Dramma a Roseto degli Abruzzi
Roseto degli Abruzzi – Un ragazzo di 27 anni è stato trovato senza vita nella sua stanza a Roseto degli Abruzzi, nel Teramano. Era seduto davanti al computer ancora acceso, con indosso una maschera antigas collegata a un liquido refrigerante.
A scoprire il corpo di Leonardo Di Loreto, web designer ed esperto di informatica, sono stati i vigili del fuoco, allertati dai genitori che non avevano sue notizie. Sul posto anche i sanitari del 118, che non hanno potuto fare altro che constatarne il decesso.
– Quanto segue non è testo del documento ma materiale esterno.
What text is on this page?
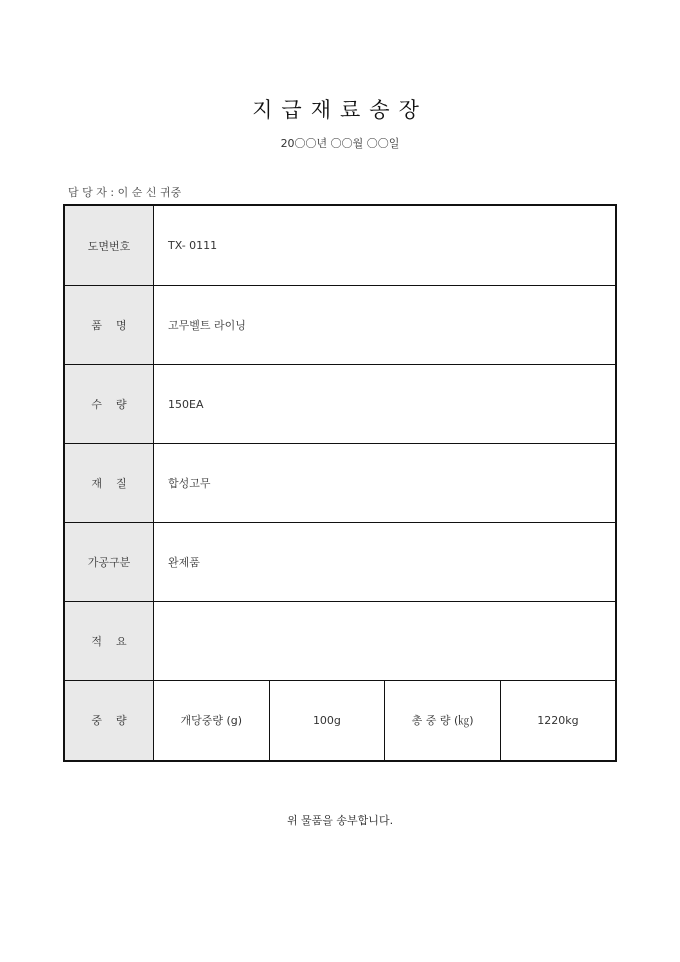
지급재료송장
20〇〇년 〇〇월 〇〇일
담 당 자 : 이 순 신 귀중
도면번호	TX- 0111			
품    명	고무벨트 라이닝			
수    량	150EA			
재    질	합성고무			
가공구분	완제품			
적    요				
중    량	개당중량 (g)	100g	총 중 량 (㎏)	1220kg
위 물품을 송부합니다.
Non ci sono segni di violenza, e l’ipotesi più probabile resta quella del gesto volontario. Ma gli inquirenti non escludono che possa trattarsi dell’ennesima “sfida social” finita in tragedia.
Computer, cellulare, maschera e bomboletta sono stati sequestrati: sarà l’analisi degli hard disk e dei dispositivi elettronici a chiarire se il giovane stesse partecipando a una di quelle prove estreme che circolano sul web.
La Procura di Teramo ha disposto l’autopsia per stabilire con certezza le cause della morte. Nel frattempo, il caso resta avvolto dal mistero.
Quello che è accaduto a Roseto degli Abruzzi non è un caso isolato. Negli ultimi anni il fenomeno delle “challenge” diffuse sui social si è trasformato in una piaga: prove estreme, spesso autolesioniste, che spingono i giovani a superare limiti sempre più pericolosi.
La memoria va alla “Blackout challenge”, la sfida che consisteva nello stringersi una cintura attorno al collo per resistere più a lungo possibile senza respirare: nel 2021 fu fatale a una bambina di 10 anni a Palermo.
Più di recente, un 27enne irlandese è rimasto gravemente ferito nel Bresciano dopo essersi lanciato contro auto in corsa in un macabro gioco online. E appena poche settimane fa due adolescenti sono stati denunciati per aver filmato e condiviso il loro “train surfing” sul tetto di un treno ad alta velocità.
Dietro queste sfide non c’è soltanto il gusto del rischio, ma un meccanismo perverso che unisce esibizionismo ed emulazione. Il bisogno di apparire, di collezionare visualizzazioni e “like”, spinge i giovani a sfidare la sorte. Ciò che una volta era la bravata di quartiere oggi diventa un contenuto virale, capace di trasformarsi in trappola mortale.
E la velocità con cui i social diffondono questi comportamenti estremi amplifica il rischio: ciò che ieri era il gesto isolato di un ragazzo, oggi diventa una moda a catena, imitata da migliaia di adolescenti e giovani adulti in tutto il mondo.
Il dramma del giovane di Roseto, come altri prima di lui, non è solo una tragedia privata ma un campanello d’allarme collettivo. Serve consapevolezza, serve educazione digitale, serve un’azione culturale che riporti i giovani a distinguere il confine tra realtà e spettacolo, tra coraggio e incoscienza.
Il web, che potrebbe essere strumento di conoscenza e opportunità, rischia di trasformarsi in una gabbia in cui i like valgono più della vita stessa. E finché le sfide social continueranno a mietere vittime, resterà irrisolta la domanda più inquietante: quante altre tragedie serviranno prima che si apra una riflessione seria sul rapporto tra giovani, tecnologia e responsabilità collettiva?